The popularity of skincare with blue light protection
Increased awareness of blue light damage and the actual damage seen by experts working closely with the skin has led cosmetic scientists on the warpath to research the technology. Market trends are also proof of this. “Unfortunately, conventional sunscreens are ineffective in combating blue light, so the demand for protection against blue light has increased thanks to better awareness and information about its future harmful effects,” reveals Dr. Merin Liza Jacob, co – founder of Green and Beige skin care. The recent pandemic, which has made existence in the virtual world a new normal, is also driving overexposure to screens for work and pleasure. In addition to this, energy saving LED lighting is becoming extremely common in workplaces and homes these days.
How exactly does blue light protection work?
Products formulated with blue light protection contain active ingredients that can block or absorb HEV (390-500 nm) and protect photoreceptors in the skin. They also have a high antioxidant capacity to reduce the production of free radicals, which are believed to speed up the aging process. “Capsicum Annuum fruit extract, a powerful antioxidant with HEV (390nm to 500nm) absorption capacity, is used in the Green And Beige skincare collection to protect the skin from the harmful effects of light. blue,” reveals Dr. Merin.
Dr. Gulhima recommended paying attention to a few additional ingredients when choosing. “Iron oxide is the strongest filter besides titanium dioxide and zinc oxide. These are the most common ingredients in tinted sunscreens. She additionally recommends antioxidants like vitamins C and E and ferulic acid to help protect the skin from oxidative damage caused by blue light.” Plants such as marigold, carrots, cocoa nibs, ginger, and lycopene are gaining popularity as armor for the blue light protection,” she says. Certain vitamins like niacinamide can also help protect against blue light.
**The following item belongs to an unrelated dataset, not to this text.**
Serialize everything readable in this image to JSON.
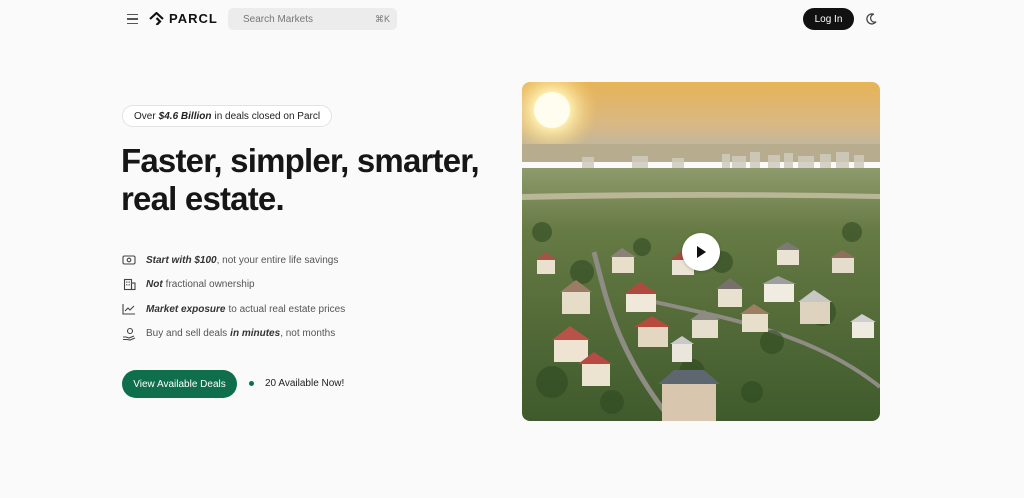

In conclusion, blue light shielding beauty products can offer management of issues like reducing wrinkles, fighting hyperpigmentation, decelerating skin aging, and even helping with under eye care. But what about blue light protection in makeup? Dr. Gulhima also has insight into this. “I think it’s a good idea to incorporate it into makeup. Main filters can easily be incorporated as they are tinted into pigment bases like foundations, concealers, BB and CC creams. Makeup is often the last layer of application over skincare products, and reapplying skincare on top is often not practical, so incorporating these ingredients is like a final shield,” a- she declared while signing!